Yeah that's a LOT of link state changes. All the php load and check_reload_status messages are probably coming from that. Each link state change triggers restarting services.

So is that NIC, stge0, actually losing link? What is it connected to?

dansci

It is connected to one of my Mikrotik switches. Maybe I should reboot it too... :)

EDIT:
I check the logs on the mikrotik. stge0 is connected to the ether24. You can see that it has disconnected there, but it is not noted as often in the logs as on the pfSense side. Those warnings on sfp are also puzzling, I didn't have them before.

stephenw10

Yes try that. But also check any logs the switch has to see it that's seeing the link lost too.

If it's really flapping you might be able to set both sides to a fixed speed to prevent it.

That is not a common NIC though. Swapping it out for something Intel based would almost certainly solve this.

stephenw10

Also odd that it links at 100M then 10M then 1G.

dansci

I replaced the NIC to Realtek. Now my interface is re1 instead of stge0. So I replaced every stge0 yo re1 in my backup config.xml and I followed this article to restore config from USB: https://linuxconfig.org/restore-pfsense-configuration-backup-from-console-using-usb-drive

But for some reason it is still trying to configure my VLANs as stge0.xx

Do you know what I should delete additionally so it woulf take the new config into account?

EDIT:
I set a trap for myself.

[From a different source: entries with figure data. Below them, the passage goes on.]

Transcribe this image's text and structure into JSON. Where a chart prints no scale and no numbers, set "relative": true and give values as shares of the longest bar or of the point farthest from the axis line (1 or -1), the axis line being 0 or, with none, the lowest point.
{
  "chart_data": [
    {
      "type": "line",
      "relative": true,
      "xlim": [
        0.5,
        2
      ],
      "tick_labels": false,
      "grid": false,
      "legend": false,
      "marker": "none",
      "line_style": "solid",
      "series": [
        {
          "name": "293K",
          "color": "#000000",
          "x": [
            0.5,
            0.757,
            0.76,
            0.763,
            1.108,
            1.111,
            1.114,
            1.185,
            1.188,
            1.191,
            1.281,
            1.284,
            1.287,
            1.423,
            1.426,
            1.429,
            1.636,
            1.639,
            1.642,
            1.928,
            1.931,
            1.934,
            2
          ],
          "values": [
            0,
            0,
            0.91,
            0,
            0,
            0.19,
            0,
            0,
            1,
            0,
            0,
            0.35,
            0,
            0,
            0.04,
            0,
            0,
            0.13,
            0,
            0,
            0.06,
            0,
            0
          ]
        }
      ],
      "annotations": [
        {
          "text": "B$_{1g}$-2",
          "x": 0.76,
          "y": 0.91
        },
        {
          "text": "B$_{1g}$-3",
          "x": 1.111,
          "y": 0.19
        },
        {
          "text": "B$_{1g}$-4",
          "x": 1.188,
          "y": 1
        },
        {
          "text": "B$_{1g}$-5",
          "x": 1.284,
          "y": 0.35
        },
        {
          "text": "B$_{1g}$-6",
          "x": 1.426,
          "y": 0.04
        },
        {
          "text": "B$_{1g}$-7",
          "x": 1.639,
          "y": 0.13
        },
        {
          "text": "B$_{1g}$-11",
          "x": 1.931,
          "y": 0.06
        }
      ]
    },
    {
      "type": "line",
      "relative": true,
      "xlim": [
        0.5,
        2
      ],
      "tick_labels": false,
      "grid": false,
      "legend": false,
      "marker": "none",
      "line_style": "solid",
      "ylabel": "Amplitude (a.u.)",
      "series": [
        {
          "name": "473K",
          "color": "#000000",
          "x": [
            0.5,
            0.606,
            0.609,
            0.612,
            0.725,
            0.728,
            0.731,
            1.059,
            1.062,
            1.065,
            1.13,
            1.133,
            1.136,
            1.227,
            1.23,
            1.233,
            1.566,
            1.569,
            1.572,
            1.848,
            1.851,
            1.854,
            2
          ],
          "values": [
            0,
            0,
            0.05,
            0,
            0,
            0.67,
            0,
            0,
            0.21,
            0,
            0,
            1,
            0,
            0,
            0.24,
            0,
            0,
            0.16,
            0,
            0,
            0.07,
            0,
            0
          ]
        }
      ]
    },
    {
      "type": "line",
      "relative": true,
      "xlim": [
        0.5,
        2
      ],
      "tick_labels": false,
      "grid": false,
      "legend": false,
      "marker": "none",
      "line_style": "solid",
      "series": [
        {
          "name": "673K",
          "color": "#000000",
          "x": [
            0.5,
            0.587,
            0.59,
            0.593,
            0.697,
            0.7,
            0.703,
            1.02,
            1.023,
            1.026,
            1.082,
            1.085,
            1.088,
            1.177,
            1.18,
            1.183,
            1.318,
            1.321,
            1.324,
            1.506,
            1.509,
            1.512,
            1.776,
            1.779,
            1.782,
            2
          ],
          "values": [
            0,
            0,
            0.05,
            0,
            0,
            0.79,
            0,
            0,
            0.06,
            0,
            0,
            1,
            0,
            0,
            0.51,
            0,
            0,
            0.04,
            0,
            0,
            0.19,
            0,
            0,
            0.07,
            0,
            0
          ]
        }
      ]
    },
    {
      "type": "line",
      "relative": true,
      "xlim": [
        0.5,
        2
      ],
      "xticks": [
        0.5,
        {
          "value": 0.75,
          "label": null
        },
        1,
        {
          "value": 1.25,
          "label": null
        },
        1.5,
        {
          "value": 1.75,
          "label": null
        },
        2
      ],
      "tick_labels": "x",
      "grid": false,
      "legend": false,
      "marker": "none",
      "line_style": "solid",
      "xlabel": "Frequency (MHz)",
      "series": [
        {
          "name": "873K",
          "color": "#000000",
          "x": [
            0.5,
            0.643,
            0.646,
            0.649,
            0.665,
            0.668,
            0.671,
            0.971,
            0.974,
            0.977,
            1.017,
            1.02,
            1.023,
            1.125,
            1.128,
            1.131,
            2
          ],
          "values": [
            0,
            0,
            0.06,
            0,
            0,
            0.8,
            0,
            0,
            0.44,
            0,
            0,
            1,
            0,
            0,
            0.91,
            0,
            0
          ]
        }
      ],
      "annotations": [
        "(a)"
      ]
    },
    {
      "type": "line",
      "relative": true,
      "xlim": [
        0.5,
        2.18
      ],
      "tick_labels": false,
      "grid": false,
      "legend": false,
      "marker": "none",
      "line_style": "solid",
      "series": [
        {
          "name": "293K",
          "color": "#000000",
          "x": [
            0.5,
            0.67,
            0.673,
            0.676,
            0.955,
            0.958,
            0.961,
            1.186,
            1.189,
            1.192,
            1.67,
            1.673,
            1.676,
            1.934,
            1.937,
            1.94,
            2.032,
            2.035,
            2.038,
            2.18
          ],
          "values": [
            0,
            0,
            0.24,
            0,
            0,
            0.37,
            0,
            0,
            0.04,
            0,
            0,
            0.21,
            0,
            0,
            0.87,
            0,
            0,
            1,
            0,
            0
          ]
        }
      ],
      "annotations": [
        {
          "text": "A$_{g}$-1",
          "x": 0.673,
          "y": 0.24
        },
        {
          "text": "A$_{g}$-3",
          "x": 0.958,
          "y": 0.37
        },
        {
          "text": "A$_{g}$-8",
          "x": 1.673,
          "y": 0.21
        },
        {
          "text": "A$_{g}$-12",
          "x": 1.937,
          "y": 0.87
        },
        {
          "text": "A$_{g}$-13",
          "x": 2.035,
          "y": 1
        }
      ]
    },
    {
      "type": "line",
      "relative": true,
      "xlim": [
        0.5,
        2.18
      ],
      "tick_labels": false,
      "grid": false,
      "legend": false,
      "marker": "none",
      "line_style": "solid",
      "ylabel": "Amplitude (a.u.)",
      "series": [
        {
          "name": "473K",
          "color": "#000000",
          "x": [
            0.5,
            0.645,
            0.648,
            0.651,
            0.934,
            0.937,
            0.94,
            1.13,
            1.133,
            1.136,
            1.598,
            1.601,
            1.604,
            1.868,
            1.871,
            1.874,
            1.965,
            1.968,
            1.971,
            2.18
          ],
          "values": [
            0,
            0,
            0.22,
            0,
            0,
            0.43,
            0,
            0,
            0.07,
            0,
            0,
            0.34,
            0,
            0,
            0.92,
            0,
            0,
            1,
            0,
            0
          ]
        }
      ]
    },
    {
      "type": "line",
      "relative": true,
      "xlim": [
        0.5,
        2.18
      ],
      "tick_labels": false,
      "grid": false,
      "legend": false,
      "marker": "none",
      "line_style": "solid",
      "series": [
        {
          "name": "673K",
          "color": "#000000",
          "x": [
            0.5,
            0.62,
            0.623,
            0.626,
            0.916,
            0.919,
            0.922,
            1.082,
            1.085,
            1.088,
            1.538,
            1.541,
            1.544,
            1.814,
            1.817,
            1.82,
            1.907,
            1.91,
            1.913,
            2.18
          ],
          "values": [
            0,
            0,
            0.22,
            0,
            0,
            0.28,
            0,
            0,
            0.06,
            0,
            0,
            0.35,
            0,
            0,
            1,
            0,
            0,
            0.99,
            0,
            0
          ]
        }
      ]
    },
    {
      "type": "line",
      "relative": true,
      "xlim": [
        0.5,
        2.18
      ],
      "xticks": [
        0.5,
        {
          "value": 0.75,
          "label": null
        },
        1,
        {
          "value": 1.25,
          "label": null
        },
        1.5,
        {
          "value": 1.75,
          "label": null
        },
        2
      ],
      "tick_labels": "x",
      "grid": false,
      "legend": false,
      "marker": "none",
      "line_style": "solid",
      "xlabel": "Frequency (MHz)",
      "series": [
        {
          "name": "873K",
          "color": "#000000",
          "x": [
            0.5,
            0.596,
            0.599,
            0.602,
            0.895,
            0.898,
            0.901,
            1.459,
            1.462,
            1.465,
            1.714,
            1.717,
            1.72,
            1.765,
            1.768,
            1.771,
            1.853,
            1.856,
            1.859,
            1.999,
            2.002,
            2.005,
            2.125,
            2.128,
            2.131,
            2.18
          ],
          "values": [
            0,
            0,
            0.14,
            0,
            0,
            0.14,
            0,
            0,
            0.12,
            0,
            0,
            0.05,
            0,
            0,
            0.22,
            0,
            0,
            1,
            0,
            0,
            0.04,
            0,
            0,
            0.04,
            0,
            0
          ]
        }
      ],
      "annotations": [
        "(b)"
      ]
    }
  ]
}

I copied the config that was there before as config.xml to the USB root directory. I didn't know about ECL and when I had that flash drive plugged in, despite changing the config, ECL reloaded the previous one from the USB on reboot.

Ok, now I have a machine with a realtek card instead of the previous one.

dansci

After almost 1h of startup, the error counter is still at 0, the logs no longer contain these strange entries, and the network is running stably. It seems to me that the problem has been solved.

Thank you very much for your support! I appreciate it!

dansci

After 17h, I see that the error counter shows something, however. I will honestly admit that I have never checked it before. Is it normal that errors appear on the Tx interface?

stephenw10

It's common to have a few errors especially if it was recently disconnected. That looks high though. Check the cable.